Höchster Preis für Speckhardt-Bild

Spannender Höhepunkt der Veranstaltung war zweifelsohne die Ebay-Versteigerung von Kunstwerken eines Künstler-Trios zugunsten des Fördervereins Heimatpflege. Vom Erlös der Auktion, die insgesamt die stolze Summe von 791 Euro erbrachte, bekommt die Außenterrasse am Hochstädter-Haus-Café eine praktische Überdachung. Den höchsten Preis erzielte das Bild von Siegfried Speckhardt mit dem Titel „Auerbacher Schloss“. Das gleiche Motiv hatte auch Fabian Böhm für seine Tuschezeichnung gewählt. Barbara Gertischke hingegen machte mit ihrem Bild „Weißdornhecke“ Lust auf einen Spaziergang in der Frühlingssonne.

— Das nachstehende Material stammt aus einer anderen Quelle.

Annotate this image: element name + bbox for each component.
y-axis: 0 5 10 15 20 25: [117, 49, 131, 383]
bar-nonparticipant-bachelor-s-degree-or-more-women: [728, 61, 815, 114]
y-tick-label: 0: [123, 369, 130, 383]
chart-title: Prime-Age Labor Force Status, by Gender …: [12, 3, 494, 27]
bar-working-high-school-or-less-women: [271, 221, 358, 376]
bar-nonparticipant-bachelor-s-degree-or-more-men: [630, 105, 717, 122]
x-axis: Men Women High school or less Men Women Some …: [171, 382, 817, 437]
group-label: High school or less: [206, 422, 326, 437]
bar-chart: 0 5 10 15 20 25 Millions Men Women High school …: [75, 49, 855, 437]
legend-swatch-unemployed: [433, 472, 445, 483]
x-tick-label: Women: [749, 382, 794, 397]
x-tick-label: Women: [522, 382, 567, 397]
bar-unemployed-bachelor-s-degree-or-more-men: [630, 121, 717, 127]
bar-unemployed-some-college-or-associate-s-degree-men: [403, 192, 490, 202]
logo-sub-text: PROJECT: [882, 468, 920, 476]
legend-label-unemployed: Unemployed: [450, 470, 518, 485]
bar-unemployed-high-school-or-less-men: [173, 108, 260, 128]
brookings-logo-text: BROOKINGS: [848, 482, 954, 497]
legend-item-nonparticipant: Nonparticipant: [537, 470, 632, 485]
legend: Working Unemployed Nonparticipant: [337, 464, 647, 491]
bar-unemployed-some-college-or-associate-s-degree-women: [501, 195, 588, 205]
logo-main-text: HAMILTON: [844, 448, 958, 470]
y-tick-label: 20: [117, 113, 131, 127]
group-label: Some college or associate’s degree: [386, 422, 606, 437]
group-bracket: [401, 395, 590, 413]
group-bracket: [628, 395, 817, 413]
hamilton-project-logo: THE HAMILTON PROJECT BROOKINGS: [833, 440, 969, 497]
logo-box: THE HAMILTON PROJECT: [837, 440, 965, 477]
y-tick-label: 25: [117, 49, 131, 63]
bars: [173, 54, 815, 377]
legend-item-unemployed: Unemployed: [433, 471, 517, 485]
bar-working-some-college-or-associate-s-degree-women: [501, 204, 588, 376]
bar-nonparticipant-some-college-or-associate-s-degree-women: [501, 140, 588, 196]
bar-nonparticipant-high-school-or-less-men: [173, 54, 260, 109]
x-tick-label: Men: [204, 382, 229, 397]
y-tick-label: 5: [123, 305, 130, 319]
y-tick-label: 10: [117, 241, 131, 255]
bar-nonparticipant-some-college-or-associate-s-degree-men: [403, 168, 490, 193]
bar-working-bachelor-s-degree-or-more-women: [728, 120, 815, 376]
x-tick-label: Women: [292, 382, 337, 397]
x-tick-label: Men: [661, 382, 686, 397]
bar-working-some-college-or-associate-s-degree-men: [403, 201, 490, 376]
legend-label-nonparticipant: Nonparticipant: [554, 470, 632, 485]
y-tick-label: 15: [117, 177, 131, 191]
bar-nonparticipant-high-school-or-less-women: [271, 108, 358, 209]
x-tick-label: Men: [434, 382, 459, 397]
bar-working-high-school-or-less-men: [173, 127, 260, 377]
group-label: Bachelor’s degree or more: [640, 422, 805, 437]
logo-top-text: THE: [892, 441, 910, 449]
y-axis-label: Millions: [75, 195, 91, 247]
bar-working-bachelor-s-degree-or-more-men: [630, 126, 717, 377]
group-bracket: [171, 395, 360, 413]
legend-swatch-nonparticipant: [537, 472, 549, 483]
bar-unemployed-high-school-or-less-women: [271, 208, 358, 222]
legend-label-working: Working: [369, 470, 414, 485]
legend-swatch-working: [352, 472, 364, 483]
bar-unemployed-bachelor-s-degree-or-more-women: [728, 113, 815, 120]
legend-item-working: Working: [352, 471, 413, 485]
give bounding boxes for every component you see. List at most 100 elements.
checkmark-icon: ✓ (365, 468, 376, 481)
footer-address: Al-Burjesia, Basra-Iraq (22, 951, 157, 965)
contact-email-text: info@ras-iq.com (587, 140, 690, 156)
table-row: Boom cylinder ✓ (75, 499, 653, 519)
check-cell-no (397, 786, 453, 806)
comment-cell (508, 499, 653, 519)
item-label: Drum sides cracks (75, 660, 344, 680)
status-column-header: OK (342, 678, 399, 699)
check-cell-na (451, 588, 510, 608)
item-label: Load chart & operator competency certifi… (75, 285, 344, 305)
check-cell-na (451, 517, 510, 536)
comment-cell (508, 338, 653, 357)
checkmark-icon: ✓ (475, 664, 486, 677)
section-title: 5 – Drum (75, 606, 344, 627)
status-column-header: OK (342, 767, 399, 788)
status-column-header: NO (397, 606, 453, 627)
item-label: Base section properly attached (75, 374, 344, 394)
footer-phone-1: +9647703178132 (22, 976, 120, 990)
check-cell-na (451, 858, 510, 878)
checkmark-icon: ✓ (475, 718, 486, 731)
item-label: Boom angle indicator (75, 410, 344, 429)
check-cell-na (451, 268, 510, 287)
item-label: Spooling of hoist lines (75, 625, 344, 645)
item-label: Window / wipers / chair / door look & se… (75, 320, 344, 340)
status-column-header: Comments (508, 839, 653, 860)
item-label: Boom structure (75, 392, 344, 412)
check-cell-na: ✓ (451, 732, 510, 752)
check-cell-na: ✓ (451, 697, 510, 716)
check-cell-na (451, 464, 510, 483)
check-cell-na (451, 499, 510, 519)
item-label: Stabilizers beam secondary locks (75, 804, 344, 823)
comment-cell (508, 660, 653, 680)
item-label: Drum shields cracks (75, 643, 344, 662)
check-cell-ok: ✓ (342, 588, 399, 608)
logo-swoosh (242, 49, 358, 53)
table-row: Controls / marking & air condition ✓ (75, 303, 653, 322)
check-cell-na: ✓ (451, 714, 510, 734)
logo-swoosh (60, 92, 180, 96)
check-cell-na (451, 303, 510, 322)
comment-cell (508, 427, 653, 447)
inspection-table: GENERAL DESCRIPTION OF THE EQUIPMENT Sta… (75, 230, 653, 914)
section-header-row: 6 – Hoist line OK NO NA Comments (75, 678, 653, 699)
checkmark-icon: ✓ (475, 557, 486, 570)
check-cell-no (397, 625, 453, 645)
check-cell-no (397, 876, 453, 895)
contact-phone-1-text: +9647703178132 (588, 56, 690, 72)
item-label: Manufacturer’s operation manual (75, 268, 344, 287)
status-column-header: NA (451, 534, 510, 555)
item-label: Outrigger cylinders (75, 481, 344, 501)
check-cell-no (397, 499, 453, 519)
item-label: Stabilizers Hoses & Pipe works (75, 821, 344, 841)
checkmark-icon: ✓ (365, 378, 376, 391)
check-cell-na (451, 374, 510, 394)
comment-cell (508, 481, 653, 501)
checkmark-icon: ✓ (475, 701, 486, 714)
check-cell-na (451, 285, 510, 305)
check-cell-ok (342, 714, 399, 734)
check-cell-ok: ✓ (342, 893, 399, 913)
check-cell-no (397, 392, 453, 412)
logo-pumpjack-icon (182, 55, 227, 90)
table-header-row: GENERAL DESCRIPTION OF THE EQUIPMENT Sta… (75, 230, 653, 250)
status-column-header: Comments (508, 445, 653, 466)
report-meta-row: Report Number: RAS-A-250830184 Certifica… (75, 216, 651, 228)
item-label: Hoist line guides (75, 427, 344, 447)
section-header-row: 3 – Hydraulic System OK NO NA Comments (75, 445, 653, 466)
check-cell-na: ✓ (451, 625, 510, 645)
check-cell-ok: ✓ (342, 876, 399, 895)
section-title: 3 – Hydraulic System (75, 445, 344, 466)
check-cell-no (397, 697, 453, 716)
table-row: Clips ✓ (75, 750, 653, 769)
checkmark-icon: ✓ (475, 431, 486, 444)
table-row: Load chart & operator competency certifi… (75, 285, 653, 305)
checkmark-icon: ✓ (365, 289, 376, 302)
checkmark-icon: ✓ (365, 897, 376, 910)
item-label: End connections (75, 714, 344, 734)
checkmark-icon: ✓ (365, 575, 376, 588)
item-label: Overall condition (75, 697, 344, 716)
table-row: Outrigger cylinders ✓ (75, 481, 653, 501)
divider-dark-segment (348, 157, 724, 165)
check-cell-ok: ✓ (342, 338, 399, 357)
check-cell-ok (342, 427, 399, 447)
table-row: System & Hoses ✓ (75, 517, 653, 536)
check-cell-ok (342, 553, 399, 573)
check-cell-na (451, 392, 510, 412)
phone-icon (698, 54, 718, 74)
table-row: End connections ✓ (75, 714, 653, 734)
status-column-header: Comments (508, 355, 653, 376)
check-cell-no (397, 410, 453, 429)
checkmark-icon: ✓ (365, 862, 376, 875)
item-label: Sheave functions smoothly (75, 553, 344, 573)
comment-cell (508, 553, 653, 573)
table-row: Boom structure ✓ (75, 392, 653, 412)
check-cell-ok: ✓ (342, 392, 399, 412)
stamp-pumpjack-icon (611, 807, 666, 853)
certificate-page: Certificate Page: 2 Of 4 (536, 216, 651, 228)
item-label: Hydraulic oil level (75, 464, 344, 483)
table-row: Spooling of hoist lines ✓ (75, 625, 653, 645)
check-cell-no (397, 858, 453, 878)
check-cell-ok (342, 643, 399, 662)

Susanne Sartorius, Vorsitzende des Fördervereins, und die Freifrau von Hochstädten alias Petra Paschun-Paetke, blickten – sozusagen als Aufwärmprogramm – mit spitzer Zunge und feinsinnigem Humor auf lokale Ereignisse des vergangenen Jahres zurück, sinnierten, ob das Bensheimer Bürgermeisteramt gar ein „Rentnerjob“ ist und hatten die Vision von einem „durch die Lande reitenden Erbprinz Jens Spahn“, der reichlich Impfstoff an die Bürger verteilt. Dass ihr Vorschlag vom Aschermittwoch 2020, einen Tunnel vom Hochstädter Stollen zum Bensheimer Marktplatz zu graben, auf Eis liegt, hat nach Überzeugung der beiden Damen zwei Gründe: zum einen ist Abstand halten in der Röhre nicht möglich, zum anderen sind die dort wohnenden Fledermäuse in Corona-Zeiten gerade ein ziemlich heikles Thema. Ein bisschen Werbung musste dann auch noch sein, und zwar für den Hochstädter Dorfladen, in dem man stressfrei und ohne Gedrängel regionale Produkte einkaufen kann.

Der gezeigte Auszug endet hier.